The application brought by the estate trustee to rectify a typographical error in the will was granted. The rectification resulted in a reduction in the amount left to each of the respondent beneficiaries (“Respondents”) from $25,000 to $2,500. In terms of costs, the court ordered that the Respondents pay the costs of the successful estate trustee personally.
There was no appeal from the rectification decision on the merits. However, the Respondents sought leave to appeal the costs award. In dismissing the Respondents’ leave to appeal, Justice Glithero noted that the court was given wide discretion/latitude in awarding costs and that it was an error to divorce the reasons on a cost ruling from the reasons given on the application itself. Simply put, finding of facts in the main application were relevant to the issue of costs.
In addition, Justice Glithero stated that the usual “loser pay” principle in civil litigation applied with equal measure to estate litigation, but for the important exception where the litigation arose as result of the testator’s mistakes or omissions.
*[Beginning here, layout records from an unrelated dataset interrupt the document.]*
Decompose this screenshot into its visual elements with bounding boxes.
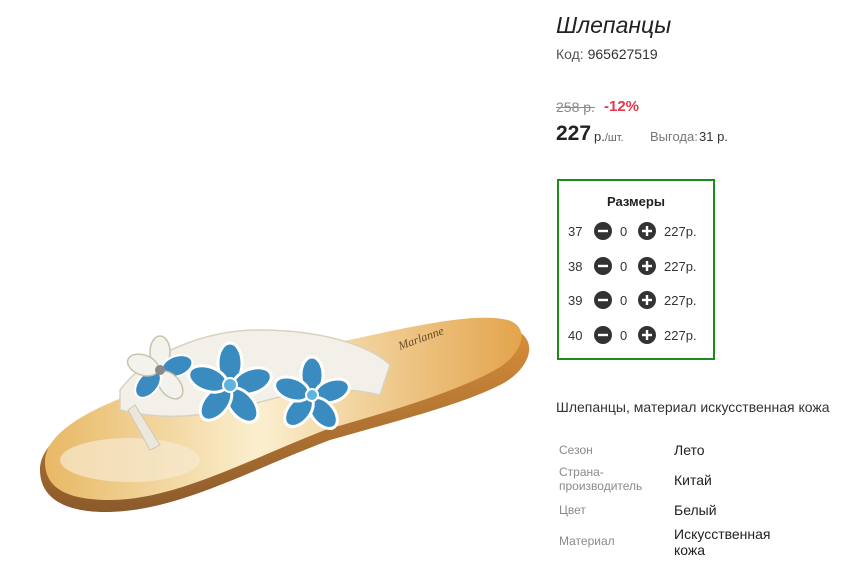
product-title: Шлепанцы bbox=[556, 12, 672, 38]
minus-circle-icon[interactable] bbox=[594, 326, 612, 344]
size-value: 37 bbox=[568, 224, 583, 239]
current-price: 227 bbox=[556, 122, 592, 145]
size-value: 38 bbox=[568, 259, 583, 274]
size-price: 227р. bbox=[664, 293, 697, 308]
benefit-label: Выгода: bbox=[650, 129, 698, 144]
quantity-value: 0 bbox=[620, 259, 628, 274]
plus-circle-icon[interactable] bbox=[638, 257, 656, 275]
sizes-title: Размеры bbox=[607, 194, 665, 209]
property-value: Лето bbox=[674, 442, 705, 458]
price-per-unit: /шт. bbox=[604, 132, 624, 144]
plus-circle-icon[interactable] bbox=[638, 326, 656, 344]
minus-circle-icon[interactable] bbox=[594, 222, 612, 240]
size-value: 39 bbox=[568, 293, 583, 308]
size-price: 227р. bbox=[664, 259, 697, 274]
property-value: Китай bbox=[674, 472, 712, 488]
benefit-value: 31 р. bbox=[699, 129, 728, 144]
product-code-label: Код: bbox=[556, 46, 584, 62]
property-label: Материал bbox=[559, 534, 615, 548]
property-label: Сезон bbox=[559, 443, 593, 457]
property-label: Цвет bbox=[559, 503, 586, 517]
property-label: Страна- производитель bbox=[559, 465, 643, 493]
plus-circle-icon[interactable] bbox=[638, 291, 656, 309]
size-row: 37 0 227р. bbox=[559, 222, 713, 242]
price-currency: р. bbox=[594, 129, 605, 144]
size-row: 40 0 227р. bbox=[559, 326, 713, 346]
quantity-value: 0 bbox=[620, 328, 628, 343]
property-value: Белый bbox=[674, 502, 717, 518]
discount-badge: -12% bbox=[604, 98, 640, 115]
old-price: 258 р. bbox=[556, 99, 595, 115]
property-value: Искусственная кожа bbox=[674, 526, 771, 558]
minus-circle-icon[interactable] bbox=[594, 257, 612, 275]
plus-circle-icon[interactable] bbox=[638, 222, 656, 240]
product-code: Код: 965627519 bbox=[556, 46, 658, 62]
product-description: Шлепанцы, материал искусственная кожа bbox=[556, 399, 830, 415]
size-row: 38 0 227р. bbox=[559, 257, 713, 277]
quantity-value: 0 bbox=[620, 224, 628, 239]
size-value: 40 bbox=[568, 328, 583, 343]
quantity-value: 0 bbox=[620, 293, 628, 308]
minus-circle-icon[interactable] bbox=[594, 291, 612, 309]
sizes-panel: Размеры 37 0 227р. 38 0 227р. 39 0 227р. bbox=[557, 179, 715, 360]
product-image[interactable]: Marlanne bbox=[0, 0, 545, 580]
sandal-illustration: Marlanne bbox=[40, 317, 530, 513]
size-price: 227р. bbox=[664, 224, 697, 239]
price-unit: р./шт. bbox=[594, 129, 624, 144]
product-code-value: 965627519 bbox=[587, 46, 658, 62]
size-price: 227р. bbox=[664, 328, 697, 343]
size-row: 39 0 227р. bbox=[559, 291, 713, 311]
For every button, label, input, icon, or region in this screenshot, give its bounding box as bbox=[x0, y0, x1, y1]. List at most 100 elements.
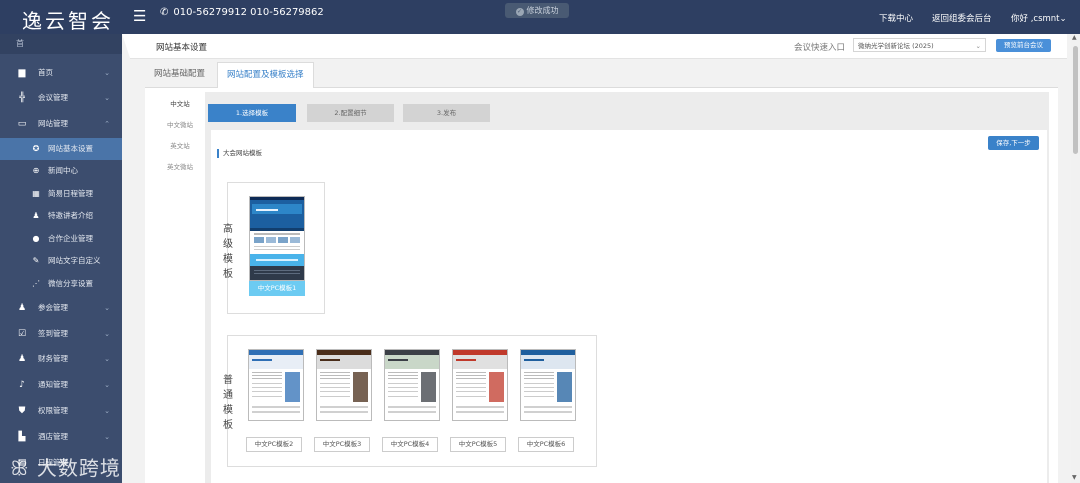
sidebar-item[interactable]: ☑ 签到管理 ⌄ bbox=[0, 323, 122, 345]
meeting-select[interactable]: 微纳光学创新论坛 (2025) ⌄ bbox=[853, 38, 986, 52]
sidebar-item[interactable]: ⊕ 新闻中心 bbox=[0, 160, 122, 182]
finance-icon: ♟ bbox=[17, 354, 27, 364]
back-to-admin-link[interactable]: 返回组委会后台 bbox=[932, 12, 992, 24]
section-label: 大会网站模板 bbox=[217, 149, 262, 158]
sidebar-item[interactable]: ✎ 网站文字自定义 bbox=[0, 250, 122, 272]
download-center-link[interactable]: 下载中心 bbox=[879, 12, 913, 24]
site-tab-chinese-micro[interactable]: 中文微站 bbox=[156, 115, 204, 136]
scroll-up-icon[interactable]: ▲ bbox=[1072, 34, 1077, 41]
titlebar-notch bbox=[122, 34, 130, 58]
sidebar-item[interactable]: ✪ 网站基本设置 bbox=[0, 138, 122, 160]
chevron-icon: ⌄ bbox=[104, 433, 110, 441]
site-tab-english-micro[interactable]: 英文微站 bbox=[156, 157, 204, 178]
template-thumbnail bbox=[384, 349, 440, 421]
template-thumbnail bbox=[249, 196, 305, 281]
meeting-icon: ╬ bbox=[19, 93, 25, 103]
page-title: 网站基本设置 bbox=[156, 43, 208, 53]
file-icon: ▆ bbox=[18, 68, 26, 78]
phone-icon: ✆ bbox=[160, 7, 169, 18]
label-char: 板 bbox=[223, 269, 233, 280]
sidebar-item[interactable]: ♟ 特邀讲者介绍 bbox=[0, 205, 122, 227]
user-icon: ♟ bbox=[17, 303, 27, 313]
tab-basic-config[interactable]: 网站基础配置 bbox=[145, 62, 214, 87]
sidebar-item[interactable]: ╬ 会议管理 ⌄ bbox=[0, 87, 122, 109]
sidebar-item[interactable]: ● 合作企业管理 bbox=[0, 228, 122, 250]
tab-template-selection[interactable]: 网站配置及模板选择 bbox=[217, 62, 314, 89]
sidebar-item-label: 新闻中心 bbox=[48, 166, 78, 175]
quick-entry-label: 会议快速入口 bbox=[794, 43, 846, 53]
chevron-down-icon: ⌄ bbox=[1059, 14, 1067, 24]
toast-text: 修改成功 bbox=[526, 6, 559, 15]
step-publish[interactable]: 3.发布 bbox=[403, 104, 490, 122]
sidebar-item[interactable]: ▦ 简易日程管理 bbox=[0, 183, 122, 205]
shield-icon: ⛊ bbox=[18, 406, 26, 416]
template-preview bbox=[453, 350, 507, 413]
sidebar-item[interactable]: ▆ 首页 ⌄ bbox=[0, 62, 122, 84]
page-scrollbar[interactable]: ▲ ▼ bbox=[1071, 34, 1080, 483]
checkin-icon: ☑ bbox=[17, 329, 27, 339]
template-name: 中文PC模板1 bbox=[249, 281, 305, 296]
sidebar-item-label: 简易日程管理 bbox=[48, 189, 93, 198]
success-toast: ✓ 修改成功 bbox=[505, 3, 569, 18]
label-char: 普 bbox=[223, 375, 233, 386]
sidebar-item[interactable]: ♟ 参会管理 ⌄ bbox=[0, 297, 122, 319]
calendar-icon: ▦ bbox=[32, 189, 40, 198]
sidebar-item[interactable]: ⋰ 微信分享设置 bbox=[0, 273, 122, 295]
label-char: 模 bbox=[223, 405, 233, 416]
sidebar-item-label: 网站文字自定义 bbox=[48, 256, 101, 265]
step-configure-details[interactable]: 2.配置细节 bbox=[307, 104, 394, 122]
user-menu[interactable]: 你好 ,csmnt⌄ bbox=[1011, 12, 1067, 24]
content-area: 中文站 中文微站 英文站 英文微站 1.选择模板 2.配置细节 3.发布 保存,… bbox=[145, 88, 1058, 483]
sidebar-item[interactable]: ▙ 酒店管理 ⌄ bbox=[0, 426, 122, 448]
preview-meeting-button[interactable]: 预览前台会议 bbox=[996, 39, 1051, 52]
tab-bar: 网站基础配置 网站配置及模板选择 bbox=[145, 62, 1058, 89]
logo: 逸云智会 bbox=[22, 9, 114, 33]
template-thumbnail bbox=[248, 349, 304, 421]
chevron-icon: ⌄ bbox=[104, 69, 110, 77]
scroll-thumb[interactable] bbox=[1073, 46, 1078, 154]
sidebar-item[interactable]: ♪ 通知管理 ⌄ bbox=[0, 374, 122, 396]
sidebar-item-label: 网站管理 bbox=[38, 119, 68, 128]
template-name: 中文PC模板6 bbox=[518, 437, 574, 452]
scroll-down-icon[interactable]: ▼ bbox=[1072, 474, 1077, 481]
site-tab-english[interactable]: 英文站 bbox=[156, 136, 204, 157]
sidebar-head: 首 bbox=[0, 34, 122, 54]
watermark: ꕥ 大数跨境 bbox=[10, 452, 121, 481]
save-next-button[interactable]: 保存,下一步 bbox=[988, 136, 1039, 150]
label-char: 通 bbox=[223, 390, 233, 401]
chevron-icon: ⌃ bbox=[104, 120, 110, 128]
sidebar-item[interactable]: ⛊ 权限管理 ⌄ bbox=[0, 400, 122, 422]
chevron-icon: ⌄ bbox=[104, 304, 110, 312]
bell-icon: ♪ bbox=[19, 380, 25, 390]
step-select-template[interactable]: 1.选择模板 bbox=[208, 104, 296, 122]
template-name: 中文PC模板4 bbox=[382, 437, 438, 452]
monitor-icon: ▭ bbox=[17, 119, 27, 129]
label-char: 模 bbox=[223, 254, 233, 265]
chevron-icon: ⌄ bbox=[104, 381, 110, 389]
sidebar-item-label: 签到管理 bbox=[38, 329, 68, 338]
sidebar-item-label: 微信分享设置 bbox=[48, 279, 93, 288]
top-bar: 逸云智会 ☰ ✆ 010-56279912 010-56279862 ✓ 修改成功 … bbox=[0, 0, 1080, 34]
share-icon: ⋰ bbox=[32, 279, 40, 288]
sidebar-item-label: 首页 bbox=[38, 68, 53, 77]
speaker-icon: ♟ bbox=[32, 211, 40, 220]
sidebar-item-label: 合作企业管理 bbox=[48, 234, 93, 243]
site-tabs: 中文站 中文微站 英文站 英文微站 bbox=[156, 94, 204, 178]
sidebar-item-label: 参会管理 bbox=[38, 303, 68, 312]
template-panel: 保存,下一步 大会网站模板 高 级 模 板 中文PC模板1 普 通 模 板 中文… bbox=[211, 130, 1047, 483]
template-preview bbox=[521, 350, 575, 413]
chevron-icon: ⌄ bbox=[104, 407, 110, 415]
watermark-text: 大数跨境 bbox=[36, 456, 121, 480]
phone-numbers: 010-56279912 010-56279862 bbox=[173, 7, 324, 18]
wizard-area: 1.选择模板 2.配置细节 3.发布 保存,下一步 大会网站模板 高 级 模 板 bbox=[205, 92, 1049, 483]
template-preview bbox=[249, 350, 303, 413]
title-bar: 网站基本设置 会议快速入口 微纳光学创新论坛 (2025) ⌄ 预览前台会议 bbox=[130, 34, 1067, 59]
sidebar-item-label: 财务管理 bbox=[38, 354, 68, 363]
template-thumbnail bbox=[520, 349, 576, 421]
sidebar-item[interactable]: ▭ 网站管理 ⌃ bbox=[0, 113, 122, 135]
sidebar-item[interactable]: ♟ 财务管理 ⌄ bbox=[0, 348, 122, 370]
site-tab-chinese[interactable]: 中文站 bbox=[156, 94, 204, 115]
sidebar-item-label: 酒店管理 bbox=[38, 432, 68, 441]
menu-toggle-icon[interactable]: ☰ bbox=[133, 7, 146, 25]
advanced-template-group: 高 级 模 板 中文PC模板1 bbox=[223, 182, 325, 314]
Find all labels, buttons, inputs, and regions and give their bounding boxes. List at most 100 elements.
In the case before him, Justice Glithero had little sympathy for the Respondents. According to Justice Glithero, the rectification application neither brought into question the deceased’s capacity to make a will nor the execution of the will. Moreover, where the deceased’s capacity to make a will or execute his/her will was challenged, there must be reasonable grounds upon which to make such a claim. According to Justice Glithero, the application judge found that the evidence favouring rectification was strong. In fact, there was no evidence to the contrary. The Respondents did not have reasonable grounds to oppose the rectification application and should be saddled with costs. Justice Glithero also expressed his concern that in today’s world where high legal fees are often the norm, the Respondents proceeded to court not once, but twice (the leave application); to fight over what was a relatively modest sum of money. Justice Glithero was not impressed.